The ferritin nanoparticle itself also has many uses as a part in the iGEM registry. The protein itself acts as a scaffold within our system (BBa_K1189018, BBa_K1189019, BBa_K1189020, BBa_K1189021, BBa_K1189024 and BBa_K1189025). Using either direct fusions (if the protein is small enough) or the power of E- and K-coils ferritin can effectively act as a scaffold system (Figure 3). In the case of our system we were scaffolding TALE proteins. This scaffold however could be used however to create unique reporter systems such as GFP-ferritin or whatever the creative minds of iGEM can think of. Additionally the iron core of ferritin presents another opportunity as a platform system. We have already demonstrated that chemically modifying the core of ferritin can be used to make an effective reporter (Prussian blue ferritin) (Figure 4).

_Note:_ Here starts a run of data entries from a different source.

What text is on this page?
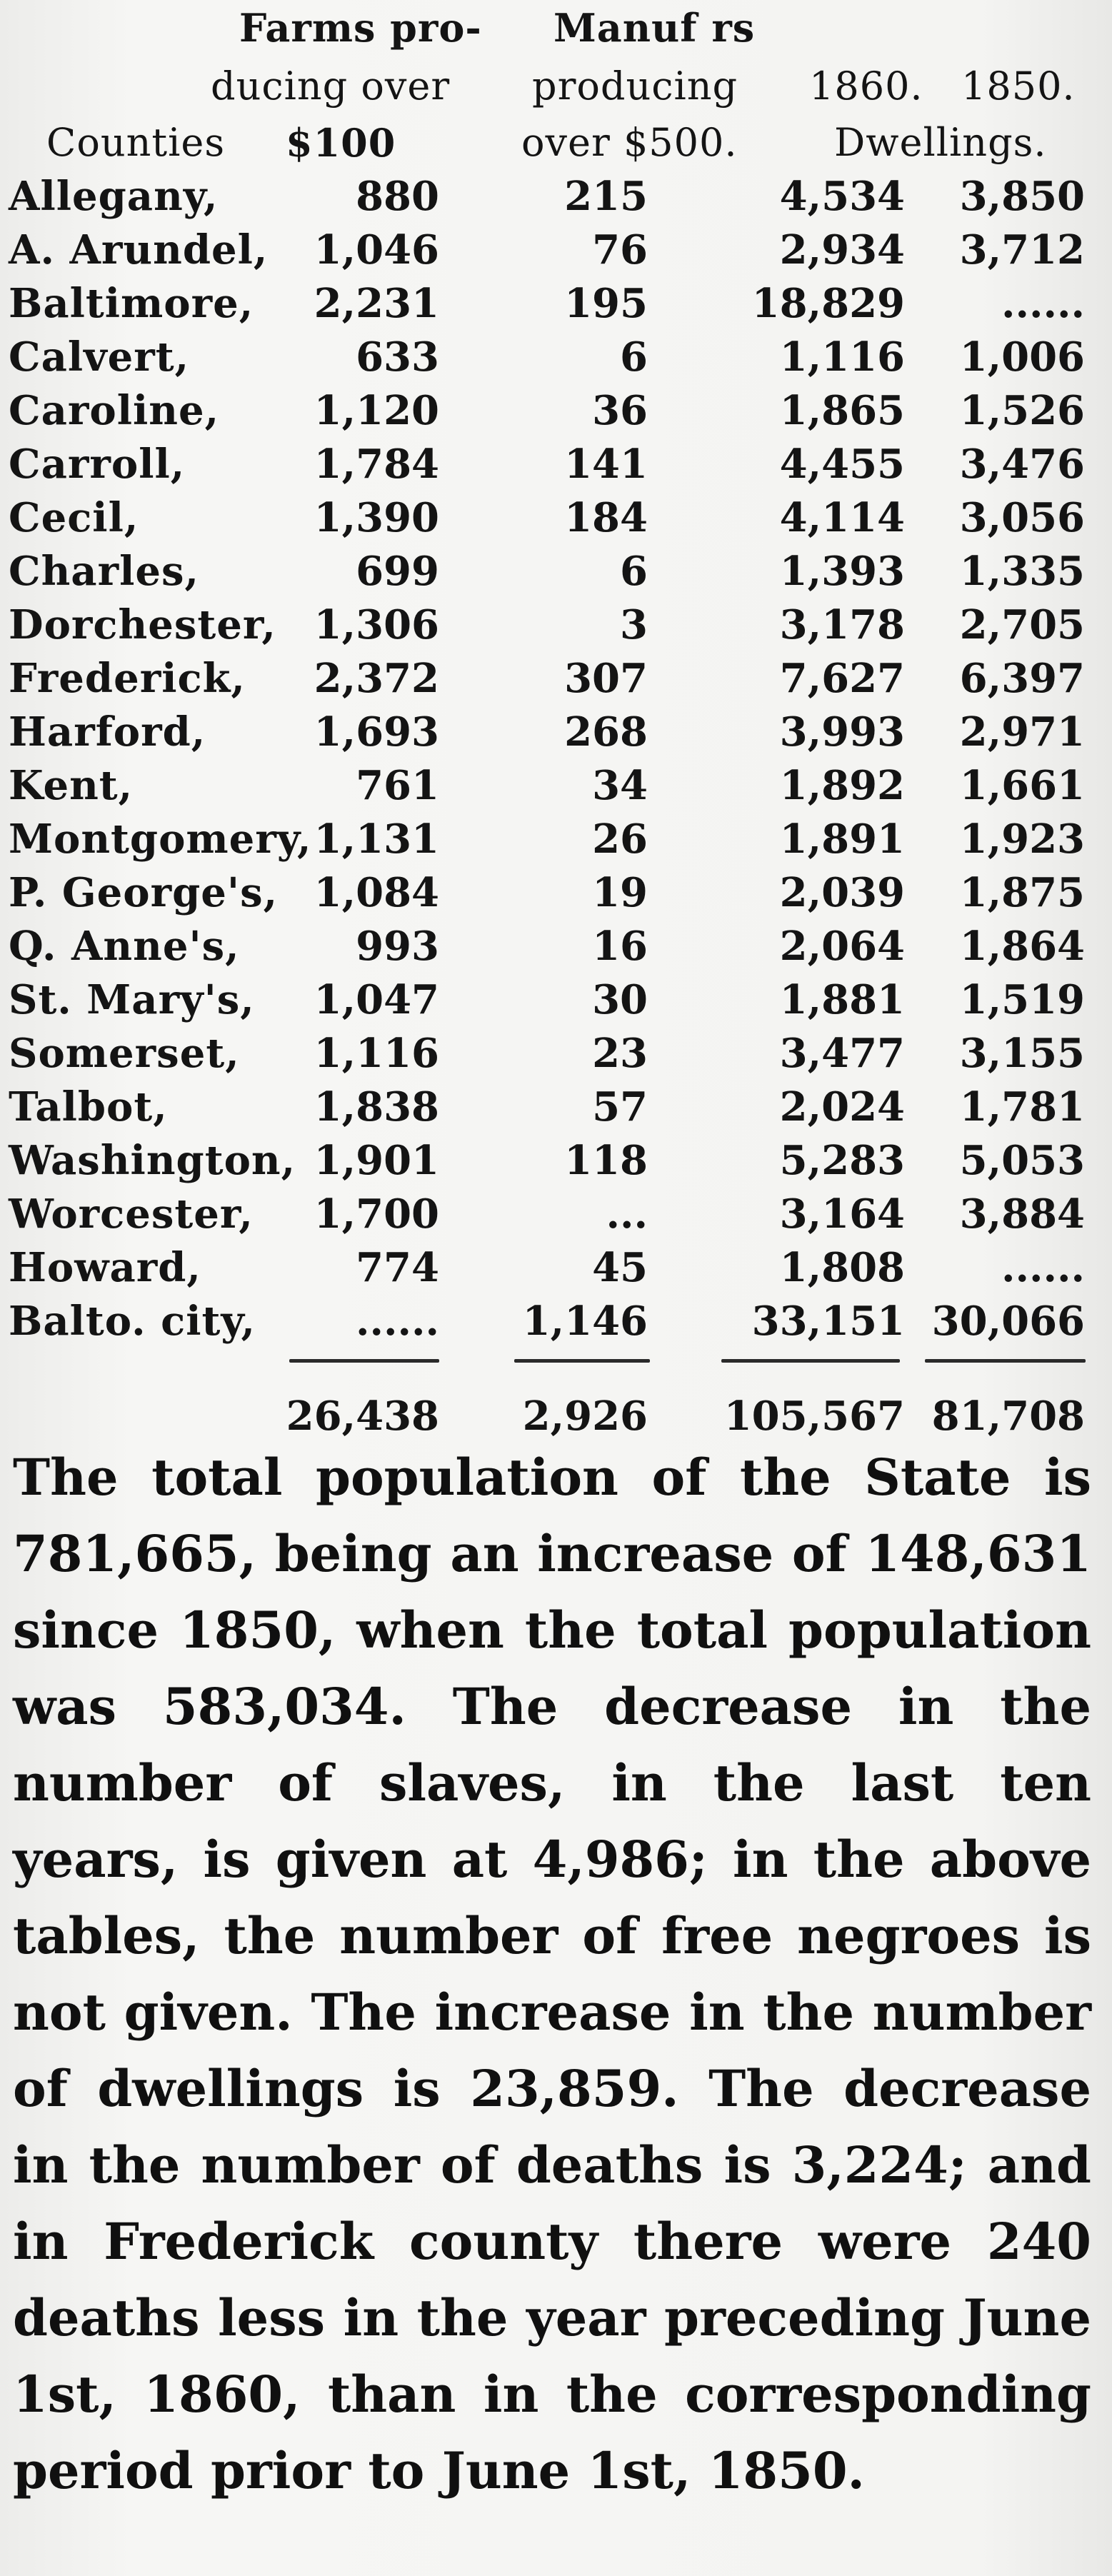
Farms pro- Manuf rs
ducing over producing 1860. 1850.
Counties $100	over $500.	Dwellings.
Allegany,	880	215	4,534 3,850
A. Arundel, 1,046	76	2,934 3,712
Baltimore, 2,231	195	18,829 ......
Calvert,	633	6	1,116 1,006
Caroline, 1,120	36	1,865 1,526
Carroll,	1,784	141	4,455 3,476
Cecil,	1,390	184	4,114 3,056
Charles,	699	6	1,393 1,335
Dorchester, 1,306	3	3,178 2,705
Frederick, 2,372	307	7,627 6,397
Harford,	1,693	268	3,993 2,971
Kent,	761	34	1,892 1,661
Montgomery, 1,131	26	1,891 1,923
P. George's, 1,084	19	2,039 1,875
Q. Anne's,	993	16	2,064 1,864
St. Mary's, 1,047	30	1,881 1,519
Somerset, 1,116	23	3,477 3,155
Talbot,	1,838	57	2,024 1,781
Washington, 1,901	118	5,283 5,053
Worcester, 1,700	...	3,164 3,884
Howard,	774	45	1,808 ......
Balto. city, ...... 1,146	33,151 30,066
26,438 2,926 105,567 81,708
The total population of the State is 781,665, being an increase of 148,631 since 1850, when the total population was 583,034. The decrease in the number of slaves, in the last ten years, is given at 4,986; in the above tables, the number of free negroes is not given. The increase in the number of dwellings is 23,859. The decrease in the number of deaths is 3,224; and in Frederick county there were 240 deaths less in the year preceding June 1st, 1860, than in the corresponding period prior to June 1st, 1850.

Another potential use would be making ferritin into magnetoferritin (we experimented with this early on in the summer) or using ferritin as a nanocage for other metals. Overall this summer we believe we have developed our system as both a platform biosensor and the individual components as useful platforms for future iGEM projects.

Ferritin Core Modulation

Figure 4. Chemically modifying the iron core of ferritin allows ferritin to be moulded fit a wide magnitude of applications. Additionally the ferritin subunits can act as a nanocage to encapsulate completely new cores.